It was truly a breakout year for Columbia football. In the first season of head coach Norries Wilson's tenure, the Lions instituted a 3-3-5 defense that consistently kept teams guessing, finished the season with back-to-back Ivy League wins, and earned the team's first .500 record since 1996.
The Lions had a strong start to the 2006 campaign, winning their season opener over Fordham 37-7, recording the team's largest margin of victory since 2000. Two blocked field-goal attempts and two defensive touchdowns highlighted the victory.

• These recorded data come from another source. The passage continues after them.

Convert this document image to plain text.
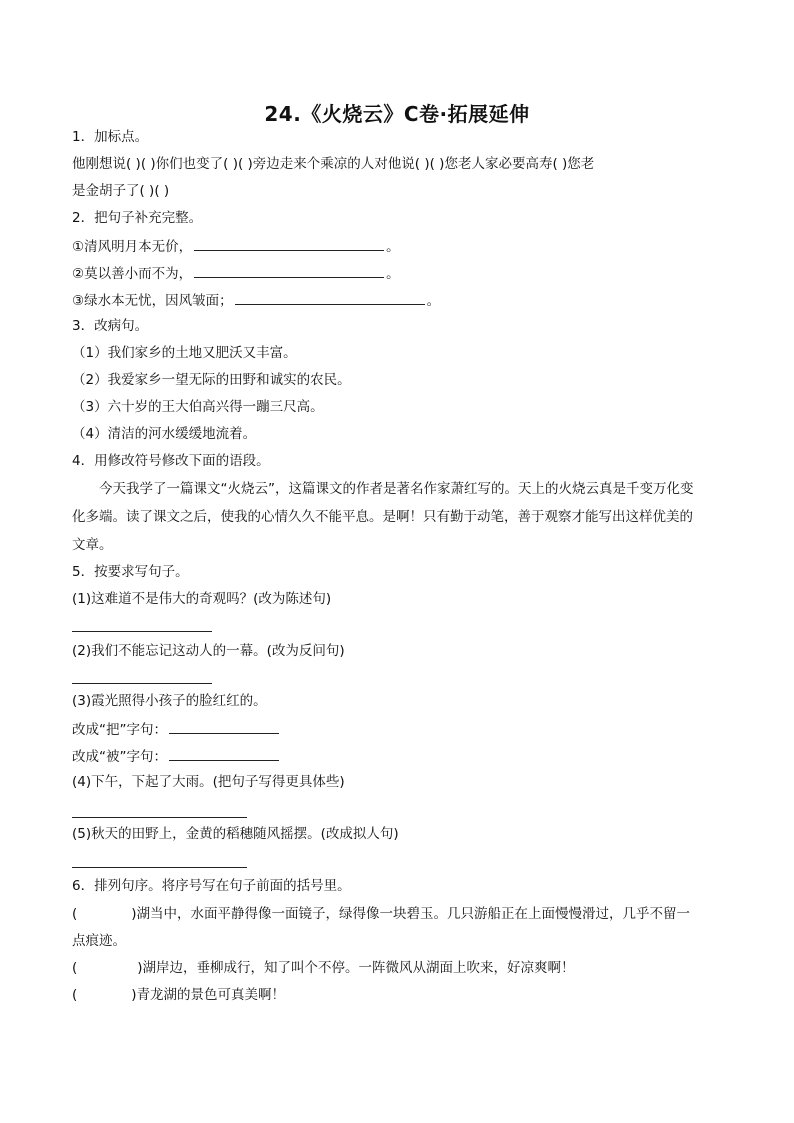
24.《火烧云》C卷·拓展延伸
1．加标点。
他刚想说( )( )你们也变了( )( )旁边走来个乘凉的人对他说( )( )您老人家必要高寿( )您老
是金胡子了( )( )
2．把句子补充完整。
①清风明月本无价，	。
②莫以善小而不为，	。
③绿水本无忧，因风皱面；	。
3．改病句。
（1）我们家乡的土地又肥沃又丰富。
（2）我爱家乡一望无际的田野和诚实的农民。
（3）六十岁的王大伯高兴得一蹦三尺高。
（4）清洁的河水缓缓地流着。
4．用修改符号修改下面的语段。
今天我学了一篇课文“火烧云”，这篇课文的作者是著名作家萧红写的。天上的火烧云真是千变万化变
化多端。读了课文之后，使我的心情久久不能平息。是啊！只有勤于动笔，善于观察才能写出这样优美的
文章。
5．按要求写句子。
(1)这难道不是伟大的奇观吗？(改为陈述句)
(2)我们不能忘记这动人的一幕。(改为反问句)
(3)霞光照得小孩子的脸红红的。
改成“把”字句：
改成“被”字句：
(4)下午，下起了大雨。(把句子写得更具体些)
(5)秋天的田野上，金黄的稻穗随风摇摆。(改成拟人句)
6．排列句序。将序号写在句子前面的括号里。
(	)湖当中，水面平静得像一面镜子，绿得像一块碧玉。几只游船正在上面慢慢滑过，几乎不留一
点痕迹。
(	)湖岸边，垂柳成行，知了叫个不停。一阵微风从湖面上吹来，好凉爽啊！
(	)青龙湖的景色可真美啊！
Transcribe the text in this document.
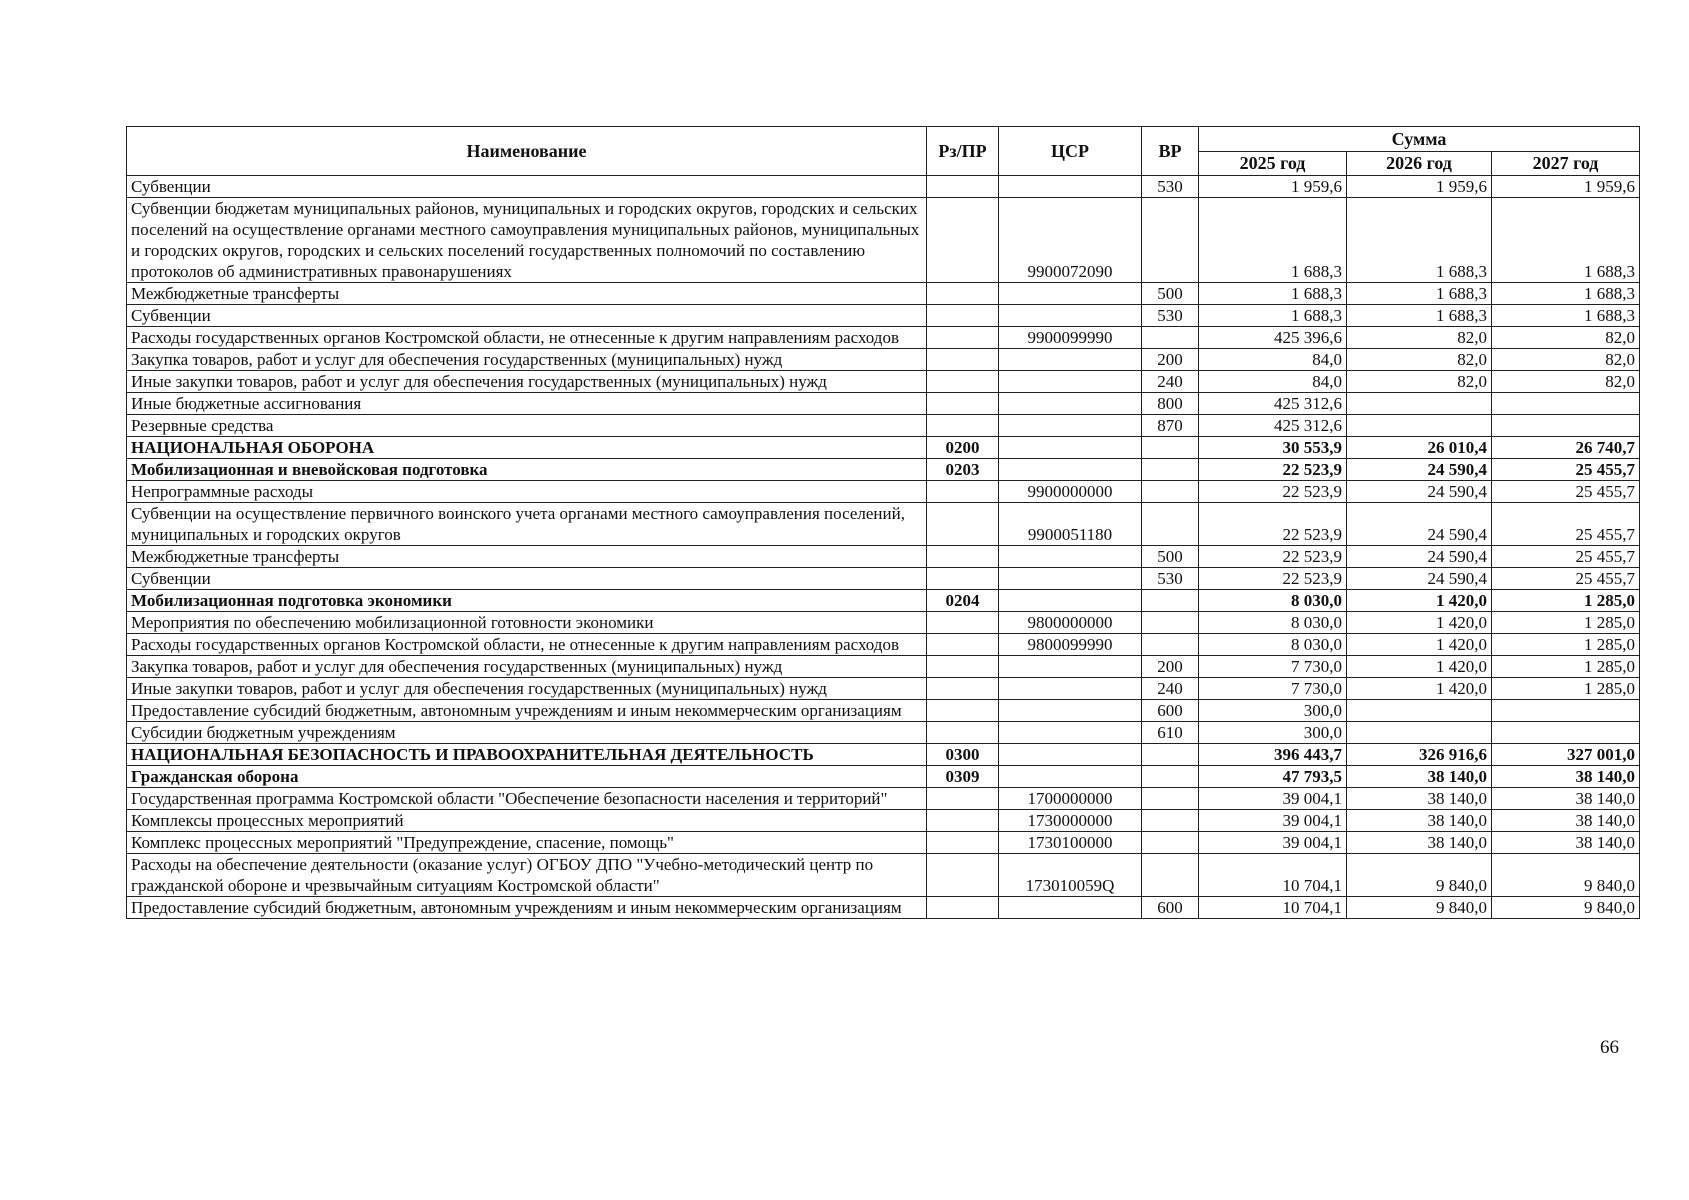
Наименование	Рз/ПР	ЦСР	ВР	Сумма		
				2025 год	2026 год	2027 год
Субвенции			530	1 959,6	1 959,6	1 959,6
Субвенции бюджетам муниципальных районов, муниципальных и городских округов, городских и сельских поселений на осуществление органами местного самоуправления муниципальных районов, муниципальных и городских округов, городских и сельских поселений государственных полномочий по составлению протоколов об административных правонарушениях		9900072090		1 688,3	1 688,3	1 688,3
Межбюджетные трансферты			500	1 688,3	1 688,3	1 688,3
Субвенции			530	1 688,3	1 688,3	1 688,3
Расходы государственных органов Костромской области, не отнесенные к другим направлениям расходов		9900099990		425 396,6	82,0	82,0
Закупка товаров, работ и услуг для обеспечения государственных (муниципальных) нужд			200	84,0	82,0	82,0
Иные закупки товаров, работ и услуг для обеспечения государственных (муниципальных) нужд			240	84,0	82,0	82,0
Иные бюджетные ассигнования			800	425 312,6		
Резервные средства			870	425 312,6		
НАЦИОНАЛЬНАЯ ОБОРОНА	0200			30 553,9	26 010,4	26 740,7
Мобилизационная и вневойсковая подготовка	0203			22 523,9	24 590,4	25 455,7
Непрограммные расходы		9900000000		22 523,9	24 590,4	25 455,7
Субвенции на осуществление первичного воинского учета органами местного самоуправления поселений, муниципальных и городских округов		9900051180		22 523,9	24 590,4	25 455,7
Межбюджетные трансферты			500	22 523,9	24 590,4	25 455,7
Субвенции			530	22 523,9	24 590,4	25 455,7
Мобилизационная подготовка экономики	0204			8 030,0	1 420,0	1 285,0
Мероприятия по обеспечению мобилизационной готовности экономики		9800000000		8 030,0	1 420,0	1 285,0
Расходы государственных органов Костромской области, не отнесенные к другим направлениям расходов		9800099990		8 030,0	1 420,0	1 285,0
Закупка товаров, работ и услуг для обеспечения государственных (муниципальных) нужд			200	7 730,0	1 420,0	1 285,0
Иные закупки товаров, работ и услуг для обеспечения государственных (муниципальных) нужд			240	7 730,0	1 420,0	1 285,0
Предоставление субсидий бюджетным, автономным учреждениям и иным некоммерческим организациям			600	300,0		
Субсидии бюджетным учреждениям			610	300,0		
НАЦИОНАЛЬНАЯ БЕЗОПАСНОСТЬ И ПРАВООХРАНИТЕЛЬНАЯ ДЕЯТЕЛЬНОСТЬ	0300			396 443,7	326 916,6	327 001,0
Гражданская оборона	0309			47 793,5	38 140,0	38 140,0
Государственная программа Костромской области "Обеспечение безопасности населения и территорий"		1700000000		39 004,1	38 140,0	38 140,0
Комплексы процессных мероприятий		1730000000		39 004,1	38 140,0	38 140,0
Комплекс процессных мероприятий "Предупреждение, спасение, помощь"		1730100000		39 004,1	38 140,0	38 140,0
Расходы на обеспечение деятельности (оказание услуг) ОГБОУ ДПО "Учебно-методический центр по гражданской обороне и чрезвычайным ситуациям Костромской области"		173010059Q		10 704,1	9 840,0	9 840,0
Предоставление субсидий бюджетным, автономным учреждениям и иным некоммерческим организациям			600	10 704,1	9 840,0	9 840,0
66
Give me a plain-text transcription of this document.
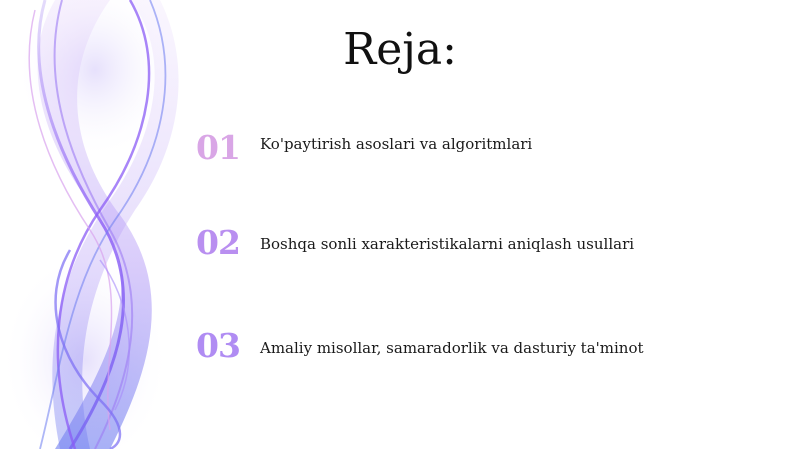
Reja:
01 Ko'paytirish asoslari va algoritmlari
02 Boshqa sonli xarakteristikalarni aniqlash usullari
03 Amaliy misollar, samaradorlik va dasturiy ta'minot
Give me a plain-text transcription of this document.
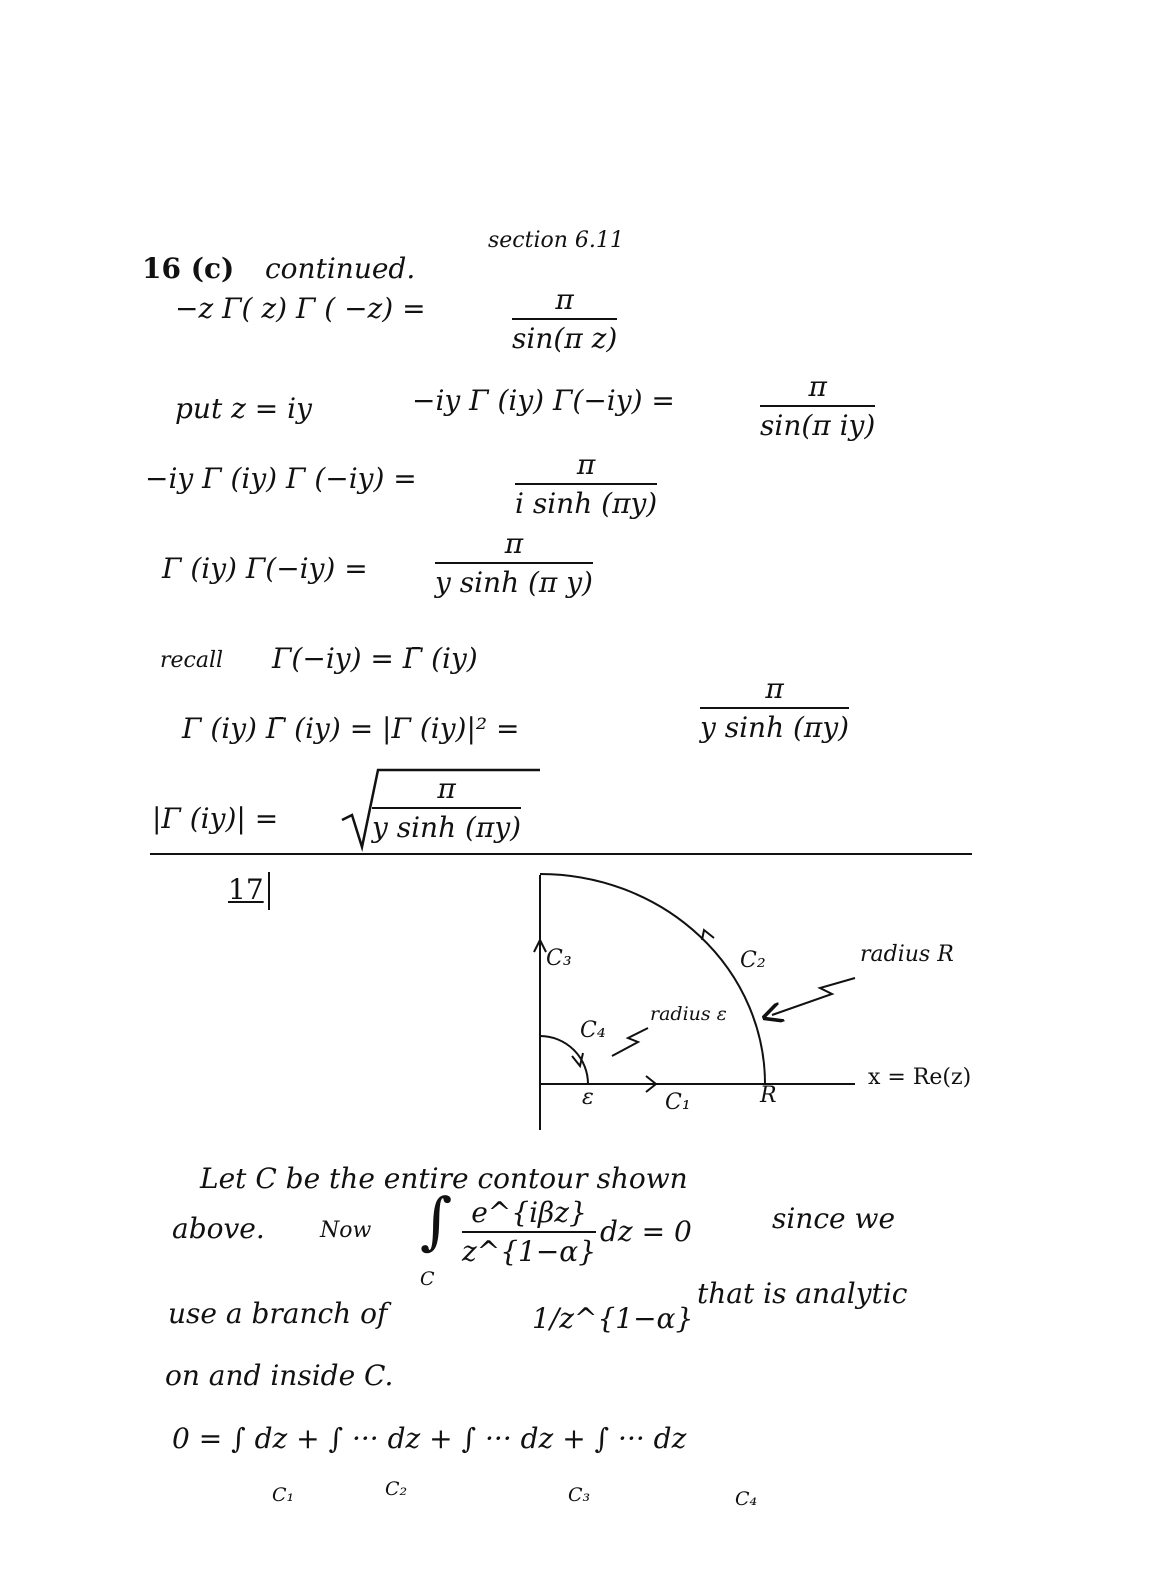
section 6.11
16 (c) continued.
−z Γ( z) Γ ( −z) =	$\frac{\pi}{\text{sin(π z)}}$
put z = iy	−iy Γ (iy) Γ(−iy) =	$\frac{\pi}{\text{sin(π iy)}}$
−iy Γ (iy) Γ (−iy) =	$\frac{\pi}{\text{i sinh (πy)}}$
Γ (iy) $\Gamma(-iy) = \frac{\pi}{\text{y sinh (π y)}}$
recall Γ(−iy) = Γ̄ (iy)
Γ (iy) Γ̄ (iy) = |Γ (iy)|² =	$\frac{\pi}{\text{y sinh (πy)}}$
|Γ (iy)| =	$\frac{\pi}{\text{y sinh (πy)}}$
17
C₃	C₂	radius R
radius ε
C₄
ε	C₁	R
x = Re(z)
Let C be the entire contour shown
above.	Now ∫
C
e^{iβz}
z^{1−α}
dz = 0	since we
use a branch of	1/z^{1−α}
that is analytic
on and inside C.
0 = ∫ dz + ∫ ··· dz + ∫ ··· dz + ∫ ··· dz
C₁	C₂	C₃	C₄
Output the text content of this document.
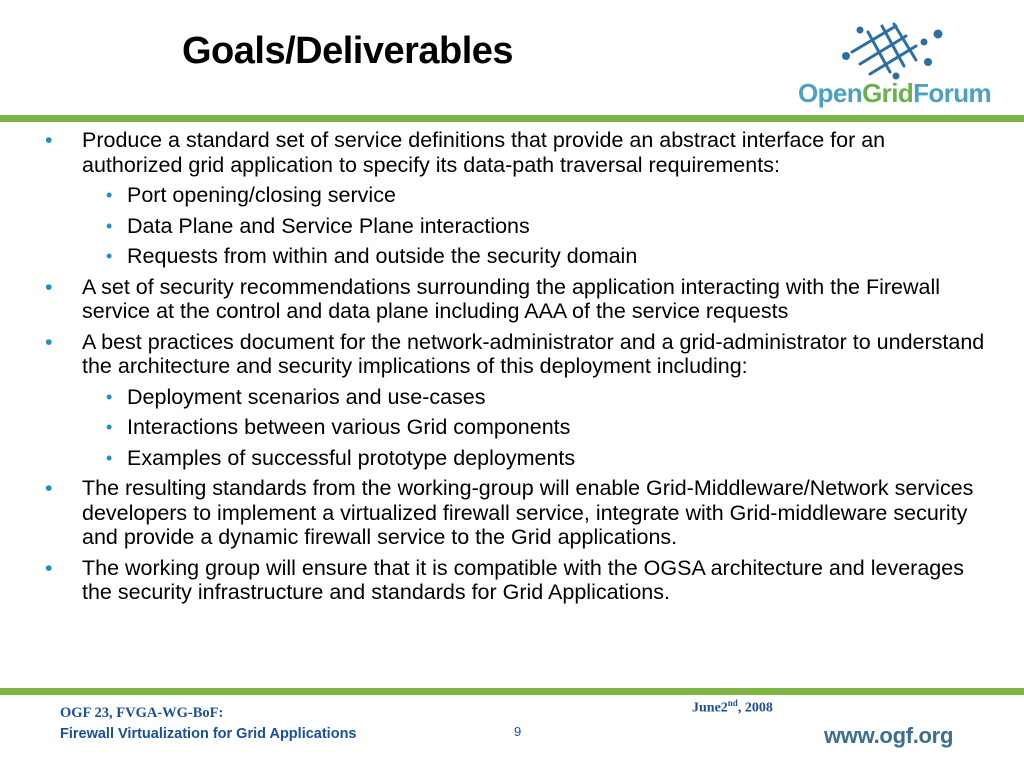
Goals/Deliverables
OpenGridForum
• Produce a standard set of service definitions that provide an abstract interface for an authorized grid application to specify its data-path traversal requirements:
• Port opening/closing service
• Data Plane and Service Plane interactions
• Requests from within and outside the security domain
• A set of security recommendations surrounding the application interacting with the Firewall service at the control and data plane including AAA of the service requests
• A best practices document for the network-administrator and a grid-administrator to understand the architecture and security implications of this deployment including:
• Deployment scenarios and use-cases
• Interactions between various Grid components
• Examples of successful prototype deployments
• The resulting standards from the working-group will enable Grid-Middleware/Network services developers to implement a virtualized firewall service, integrate with Grid-middleware security and provide a dynamic firewall service to the Grid applications.
• The working group will ensure that it is compatible with the OGSA architecture and leverages the security infrastructure and standards for Grid Applications.
OGF 23, FVGA-WG-BoF:
Firewall Virtualization for Grid Applications	9
June2nd, 2008
www.ogf.org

The team's second nonleague test was not so easy, as the Lions jumped out to a 20-0 lead over Georgetown only to watch the Hoyas mount a second-half comeback that fell just short, allowing Columbia to hold on for a 23-21 win.
The Lions' Ivy League opener was a step backwards, as the team produced just 134 yards of total offense in a 19-6 loss to Princeton. The defense was on the field for 40 of the game's 60 minutes, yet allowed only 321 yards and forced four turnovers. The offense finished 0-of-11 on third-down conversions.
After suffering their first loss, the Lions rallied to defeat their final nonleague opponent, Iona, topping the Gaels 24-0 in the Lions' first shutout victory since 1998. The defense was again the story of the game, scoring two touchdowns while holding Iona to negative-16 yards rushing.
The heart of the Ivy season did not follow the Lions' promising non-League start though. After falling 16-0 to Penn in a poor offensive performance, sophomore Jordan Davis fumbled on the first play of the game against Dartmouth, handing the Big Green an opportunity to get on top early en route to a 20-7 win. Although the Lions jumped on Yale early and the defense held the Elis to 21 points, the offense could not keep pace. Yale scored 21 unanswered in the final 32 minutes of the game to hand the Lions their third straight loss, 21-3. Against Harvard the Lions fell 24-7, after the Crimson exploited a short field, as each of its scoring drives began in Columbia territory.
But in the last two contests of the season, all the facets of the Lions' game came together. On senior day at Wien Stadium, the defense came up with three interceptions on Cornell's 21 passing attempts to keep the Big Red offense off the field, but it was freshman Justin Masorti who sealed the game with a sack on Cornell's fourth-down attempt from the Lions' 19-yard line to assure Columbia a 21-14 win, the team's first Ivy victory in 17 contests.
The Lions' final game at Brown was a fitting and thrilling end to the season. After falling into a 14-0 deficit in the first quarter, a 27-yard Jon Rocholl field goal with three seconds on the clock gave the Lions a 22-21 victory, the team's first in Providence since 1971. With the win, the Lions finished sixth in the Ivy League.
The team's accomplishments did not go unnoticed as freshman Austin Knowlin was named Ivy League Rookie of the Year, and six Lions earned all-Ivy honors-seniors Matt Barsamian and Tad Crawford earned first-team, senior Adam Brekke and junior Craig Hormann earned second-team, and sophomore Jon Rocholl and senior Darren Schmidt were named honorable mention.